Keitel T, Simon O, Borriss R, Heinemann U
Institut für Kristallographie, Freie Universität, Berlin, Federal Republic of Germany.
Proc Natl Acad Sci U S A. 1993 Jun 1;90(11):5287-91. doi: 10.1073/pnas.90.11.5287.

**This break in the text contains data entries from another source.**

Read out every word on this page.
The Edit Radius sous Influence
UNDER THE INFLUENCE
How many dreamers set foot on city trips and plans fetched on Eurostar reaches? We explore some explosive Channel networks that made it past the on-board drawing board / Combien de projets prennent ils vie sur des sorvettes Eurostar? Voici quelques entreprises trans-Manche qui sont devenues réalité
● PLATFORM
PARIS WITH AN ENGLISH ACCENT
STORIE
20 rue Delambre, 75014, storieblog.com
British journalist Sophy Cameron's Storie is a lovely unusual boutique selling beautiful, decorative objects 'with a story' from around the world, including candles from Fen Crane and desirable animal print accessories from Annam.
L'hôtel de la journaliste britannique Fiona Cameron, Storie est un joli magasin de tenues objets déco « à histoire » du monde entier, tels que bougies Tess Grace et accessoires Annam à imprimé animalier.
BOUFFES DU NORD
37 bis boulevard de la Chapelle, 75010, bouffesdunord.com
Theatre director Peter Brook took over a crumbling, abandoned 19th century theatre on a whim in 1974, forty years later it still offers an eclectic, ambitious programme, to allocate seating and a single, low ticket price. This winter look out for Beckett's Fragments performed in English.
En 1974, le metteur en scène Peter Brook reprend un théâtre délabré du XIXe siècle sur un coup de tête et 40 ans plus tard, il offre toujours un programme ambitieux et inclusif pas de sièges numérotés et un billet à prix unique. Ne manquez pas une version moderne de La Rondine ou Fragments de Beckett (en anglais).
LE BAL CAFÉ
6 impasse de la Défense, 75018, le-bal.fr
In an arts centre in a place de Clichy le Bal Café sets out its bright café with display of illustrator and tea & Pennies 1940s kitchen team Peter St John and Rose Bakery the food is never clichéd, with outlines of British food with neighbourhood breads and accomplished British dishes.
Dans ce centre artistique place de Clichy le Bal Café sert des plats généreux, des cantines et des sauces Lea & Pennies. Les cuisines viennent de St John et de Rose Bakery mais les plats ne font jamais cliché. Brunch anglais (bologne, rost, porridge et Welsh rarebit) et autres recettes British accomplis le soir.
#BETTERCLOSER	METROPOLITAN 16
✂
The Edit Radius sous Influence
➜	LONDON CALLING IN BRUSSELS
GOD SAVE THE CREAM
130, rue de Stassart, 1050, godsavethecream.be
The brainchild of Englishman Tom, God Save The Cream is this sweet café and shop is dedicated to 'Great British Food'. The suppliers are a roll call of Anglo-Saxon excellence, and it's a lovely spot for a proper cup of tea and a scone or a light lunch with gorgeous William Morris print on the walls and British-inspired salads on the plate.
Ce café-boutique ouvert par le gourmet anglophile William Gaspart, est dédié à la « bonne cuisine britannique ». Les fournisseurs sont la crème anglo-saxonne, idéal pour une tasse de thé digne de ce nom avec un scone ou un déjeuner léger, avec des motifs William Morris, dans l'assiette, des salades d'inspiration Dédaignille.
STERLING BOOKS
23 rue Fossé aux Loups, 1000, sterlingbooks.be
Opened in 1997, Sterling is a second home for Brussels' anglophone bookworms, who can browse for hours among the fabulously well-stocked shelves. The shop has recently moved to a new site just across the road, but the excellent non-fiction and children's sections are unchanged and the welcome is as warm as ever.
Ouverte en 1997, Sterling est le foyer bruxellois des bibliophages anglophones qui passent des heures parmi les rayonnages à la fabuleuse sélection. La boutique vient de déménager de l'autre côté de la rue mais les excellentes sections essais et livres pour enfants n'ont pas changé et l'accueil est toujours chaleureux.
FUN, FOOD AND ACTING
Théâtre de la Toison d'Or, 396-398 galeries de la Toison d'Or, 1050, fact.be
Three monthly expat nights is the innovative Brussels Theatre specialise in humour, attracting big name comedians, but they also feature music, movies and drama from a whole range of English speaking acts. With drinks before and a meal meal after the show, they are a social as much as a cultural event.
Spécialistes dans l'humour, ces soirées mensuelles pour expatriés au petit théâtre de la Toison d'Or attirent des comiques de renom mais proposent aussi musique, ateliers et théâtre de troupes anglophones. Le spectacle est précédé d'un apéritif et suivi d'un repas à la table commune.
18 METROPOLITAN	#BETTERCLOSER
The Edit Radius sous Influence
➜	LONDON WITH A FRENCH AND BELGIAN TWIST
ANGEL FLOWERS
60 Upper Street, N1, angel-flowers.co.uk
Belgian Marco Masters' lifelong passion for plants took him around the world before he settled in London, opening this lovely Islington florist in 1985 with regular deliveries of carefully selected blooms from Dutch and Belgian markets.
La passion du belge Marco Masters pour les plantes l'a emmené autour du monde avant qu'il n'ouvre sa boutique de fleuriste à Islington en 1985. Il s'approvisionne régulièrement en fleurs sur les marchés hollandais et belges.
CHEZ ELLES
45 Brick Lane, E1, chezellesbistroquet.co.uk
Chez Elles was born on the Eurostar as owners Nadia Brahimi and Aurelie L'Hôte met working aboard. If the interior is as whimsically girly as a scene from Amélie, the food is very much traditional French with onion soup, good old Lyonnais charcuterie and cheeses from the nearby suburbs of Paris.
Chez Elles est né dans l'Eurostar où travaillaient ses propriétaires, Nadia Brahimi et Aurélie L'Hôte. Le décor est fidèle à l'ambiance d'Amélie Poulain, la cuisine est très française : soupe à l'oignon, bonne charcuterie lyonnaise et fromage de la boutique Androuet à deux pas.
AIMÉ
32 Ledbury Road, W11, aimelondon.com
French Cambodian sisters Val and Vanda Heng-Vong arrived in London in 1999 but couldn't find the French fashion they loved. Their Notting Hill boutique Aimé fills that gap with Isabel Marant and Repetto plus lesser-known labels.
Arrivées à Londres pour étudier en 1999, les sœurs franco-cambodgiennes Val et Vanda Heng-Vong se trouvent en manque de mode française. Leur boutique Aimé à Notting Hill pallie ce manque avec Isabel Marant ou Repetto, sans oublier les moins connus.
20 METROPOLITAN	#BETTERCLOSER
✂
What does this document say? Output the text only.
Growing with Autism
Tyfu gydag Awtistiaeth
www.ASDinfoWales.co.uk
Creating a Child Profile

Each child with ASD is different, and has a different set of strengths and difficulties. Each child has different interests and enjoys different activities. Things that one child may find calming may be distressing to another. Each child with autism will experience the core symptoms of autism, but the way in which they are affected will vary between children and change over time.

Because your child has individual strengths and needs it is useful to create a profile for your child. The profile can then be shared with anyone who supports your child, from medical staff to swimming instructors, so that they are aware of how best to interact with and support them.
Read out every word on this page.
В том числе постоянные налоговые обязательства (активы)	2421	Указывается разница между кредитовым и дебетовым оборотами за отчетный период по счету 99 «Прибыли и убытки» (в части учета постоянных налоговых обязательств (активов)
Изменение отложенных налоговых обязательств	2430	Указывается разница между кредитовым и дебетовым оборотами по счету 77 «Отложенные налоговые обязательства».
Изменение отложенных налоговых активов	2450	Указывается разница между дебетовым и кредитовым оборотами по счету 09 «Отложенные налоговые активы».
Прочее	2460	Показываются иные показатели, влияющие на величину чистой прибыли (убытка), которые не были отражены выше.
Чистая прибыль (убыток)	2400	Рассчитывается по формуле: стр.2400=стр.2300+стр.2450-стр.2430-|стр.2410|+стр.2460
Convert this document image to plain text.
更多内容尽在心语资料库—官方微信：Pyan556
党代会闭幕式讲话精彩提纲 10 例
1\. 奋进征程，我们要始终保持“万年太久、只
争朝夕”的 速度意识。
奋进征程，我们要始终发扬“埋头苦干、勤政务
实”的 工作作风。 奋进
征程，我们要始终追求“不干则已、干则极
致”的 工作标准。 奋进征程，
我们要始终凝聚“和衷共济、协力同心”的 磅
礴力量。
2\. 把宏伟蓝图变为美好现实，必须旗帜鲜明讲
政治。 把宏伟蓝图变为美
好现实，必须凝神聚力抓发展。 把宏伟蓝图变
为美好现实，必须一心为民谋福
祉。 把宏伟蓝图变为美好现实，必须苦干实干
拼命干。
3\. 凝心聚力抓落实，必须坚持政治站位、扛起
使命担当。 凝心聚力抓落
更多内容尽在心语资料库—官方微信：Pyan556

The three-dimensional structure of the hybrid Bacillus 1,3-1,4-beta-glucanase (beta-glucanase; 1,3-1,4-beta-D-glucan 4-glucanohydrolase, lichenase, EC 3.2.1.73) designated H(A16-M) was determined by x-ray crystallography at a resolution of 2.0 A and refined to an R value of 16.4% using stereochemical restraints. The protein molecule consists mainly of two seven-stranded antiparallel beta-pleated sheets arranged atop each other to form a compact, sandwich-like structure. A channel crossing one side of the protein molecule accommodates an inhibitor, 3,4-epoxybutyl beta-D-cellobioside, which binds covalently to the side chain of Glu-105, as seen in a crystal structure analysis at 2.8-A resolution of the protein-inhibitor complex (R = 16.8%). That Glu-105 may be indispensible for enzyme catalysis by H(A16-M) is suggested by site-directed mutagenesis of this residue, which inevitably leads to an inactive enzyme.
通过X射线晶体学在2.0埃的分辨率下确定了命名为H(A16 - M)的杂交芽孢杆菌1,3 - 1,4-β-葡聚糖酶(β-葡聚糖酶;1,3 - 1,4-β-D-葡聚糖4-葡聚糖水解酶,地衣多糖酶,EC 3.2.1.73)的三维结构,并使用立体化学限制将其精修至R值为16.4%。蛋白质分子主要由两个七股反平行β折叠片层相互堆叠形成紧密的三明治状结构组成。蛋白质分子一侧的一个通道容纳一种抑制剂3,4-环氧丁基β-D-纤维二糖苷,如在蛋白质-抑制剂复合物2.8埃分辨率的晶体结构分析(R = 16.8%)中所见,它与Glu-105的侧链共价结合。对该残基进行定点诱变不可避免地导致无活性的酶,这表明Glu-105对于H(A16 - M)的酶催化可能是必不可少的。